The South Sudanese communities generally live in semi-independent farms and establish their villages in which usually live close and extended relatives. Their societies in septs or clans are led by a king or chief, depending on the structure of each ethnic community. Southern Sudan has Christianity, Islam and indigenous religions. Some communities also believe in the power of spirits. Consequently, soothsayers, rainmakers or spear-masters are revered in these communities. The South Sudanese traditionally eat together, albeit separated by gender, age and social status. For daily diet includes a variety of sometimes imported food. Some of their staple foods are milk, beef, honey, fish, lamb, and traditional herbs and vegetables, peanuts, beans, venison, sesame and finger millet.

Traditional South Sudanese Dancers

Traditional South Sudanese Dancers

Traditionally, there is a clear division of labor by gender, age and social status. Men are usually responsible for fighting invaders and defending the family, while women work in the household and take care of the children. All of the communities practice some form of initiation rites well into adulthood, such as the removal of the lower teeth, facial markings, wearing special beads or pearls, or male circumcision (particularly among the Bantu groups).Weddings are one of the most important milestones in the lives of the South Sudanese, often attended by all members of the immediate and extended family, especially including maternal relatives. Yet, young people often have no say in the choice of a future spouse: parents arrange the marriage of their children instead. Several communities have also developed various nuptial rites. For example, the exchange of gifts between the families is common. Similarly, the bride-price (dowry) forms an important element of marriage to this day.

A marriage usually produces a deep bond between the families involved, which makes it nearly impossible to divorce except in a very serious case.

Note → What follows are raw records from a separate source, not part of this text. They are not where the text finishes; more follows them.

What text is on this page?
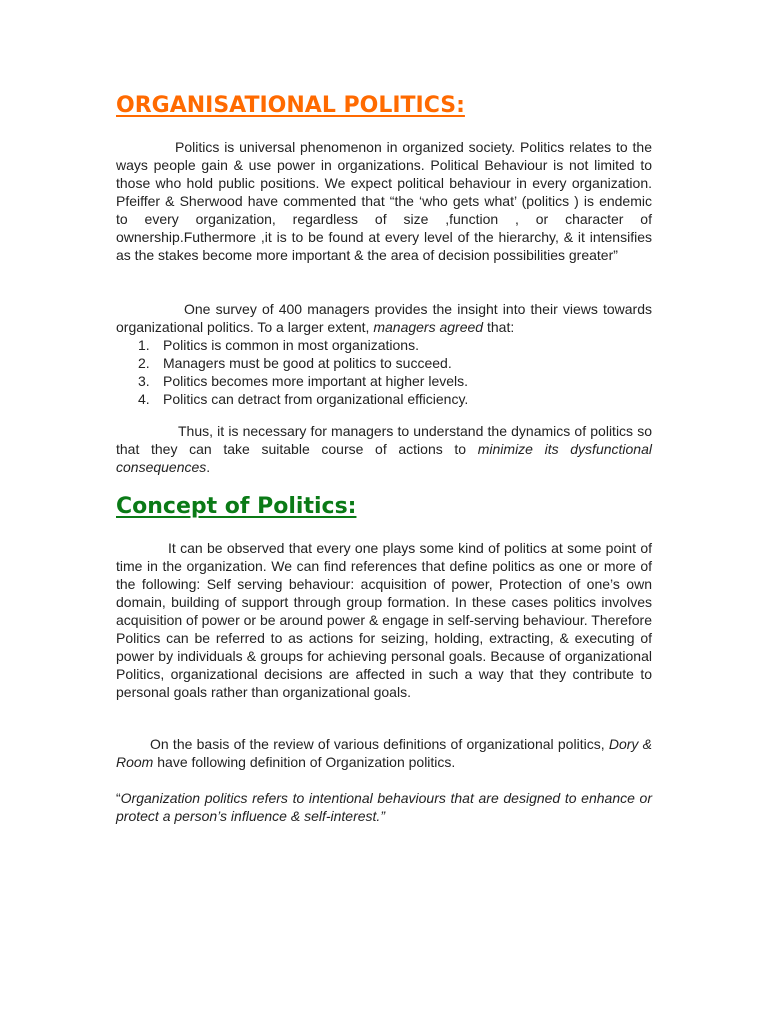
ORGANISATIONAL POLITICS:

Politics is universal phenomenon in organized society. Politics relates to the ways people gain & use power in organizations. Political Behaviour is not limited to those who hold public positions. We expect political behaviour in every organization. Pfeiffer & Sherwood have commented that “the ‘who gets what’ (politics ) is endemic to every organization, regardless of size ,function , or character of ownership.Futhermore ,it is to be found at every level of the hierarchy, & it intensifies as the stakes become more important & the area of decision possibilities greater”

One survey of 400 managers provides the insight into their views towards organizational politics. To a larger extent, managers agreed that:

1. Politics is common in most organizations.
2. Managers must be good at politics to succeed.
3. Politics becomes more important at higher levels.
4. Politics can detract from organizational efficiency.

Thus, it is necessary for managers to understand the dynamics of politics so that they can take suitable course of actions to minimize its dysfunctional consequences.

Concept of Politics:

It can be observed that every one plays some kind of politics at some point of time in the organization. We can find references that define politics as one or more of the following: Self serving behaviour: acquisition of power, Protection of one’s own domain, building of support through group formation. In these cases politics involves acquisition of power or be around power & engage in self-serving behaviour. Therefore Politics can be referred to as actions for seizing, holding, extracting, & executing of power by individuals & groups for achieving personal goals. Because of organizational Politics, organizational decisions are affected in such a way that they contribute to personal goals rather than organizational goals.

On the basis of the review of various definitions of organizational politics, Dory & Room have following definition of Organization politics.

“Organization politics refers to intentional behaviours that are designed to enhance or protect a person’s influence & self-interest.”
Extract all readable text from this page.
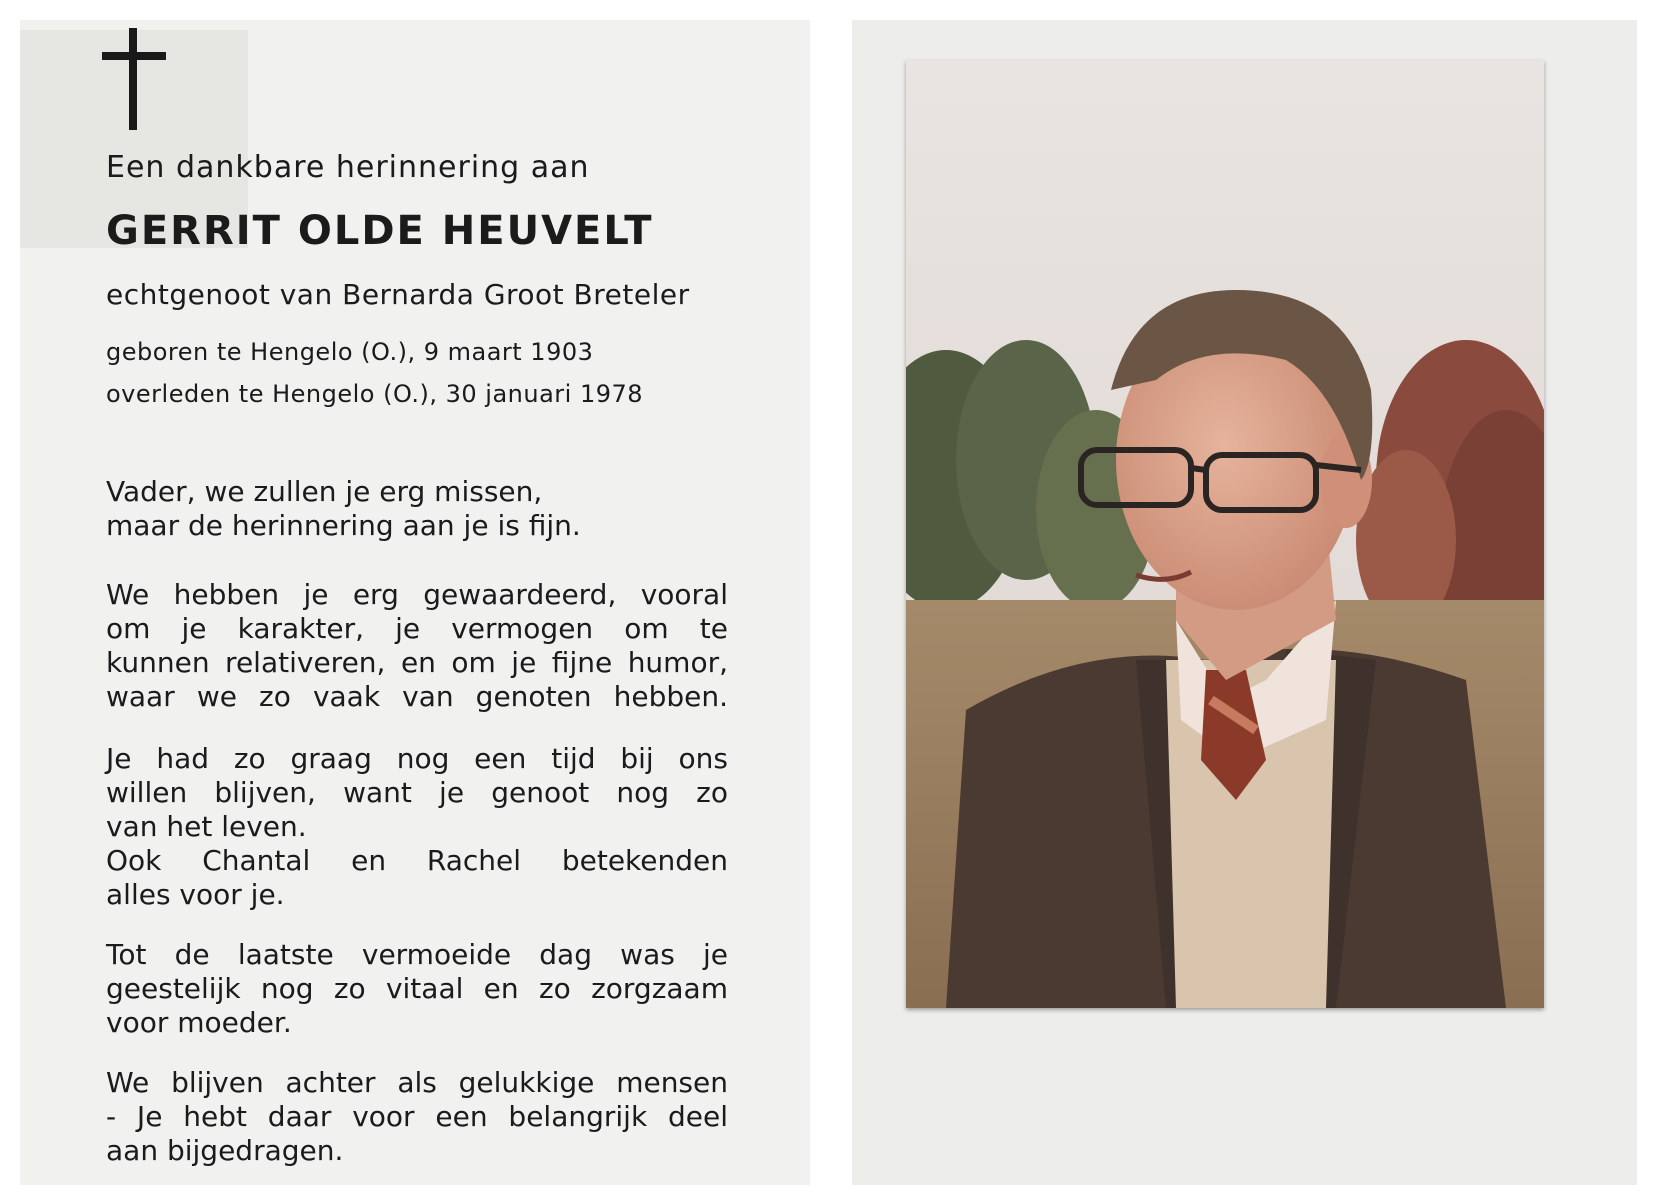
Een dankbare herinnering aan

GERRIT OLDE HEUVELT

echtgenoot van Bernarda Groot Breteler

geboren te Hengelo (O.), 9 maart 1903

overleden te Hengelo (O.), 30 januari 1978

Vader, we zullen je erg missen,
maar de herinnering aan je is fijn.
We hebben je erg gewaardeerd, vooral
om je karakter, je vermogen om te
kunnen relativeren, en om je fijne humor,
waar we zo vaak van genoten hebben.
Je had zo graag nog een tijd bij ons
willen blijven, want je genoot nog zo
van het leven.
Ook Chantal en Rachel betekenden
alles voor je.
Tot de laatste vermoeide dag was je
geestelijk nog zo vitaal en zo zorgzaam
voor moeder.
We blijven achter als gelukkige mensen
- Je hebt daar voor een belangrijk deel
aan bijgedragen.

In the event of divorce, the entire dowry (or a great portion of it) is returned to the man and his family. The birth of a child is celebrated by certain rites, each depending on the community and the sex of the child. Children are usually named according to the season, for special events or relatives. Due to the high status of cattle in most communities, children are even named after the color of the cattle. Boys often take the name of the color of bulls, while girls are named after the color of cows.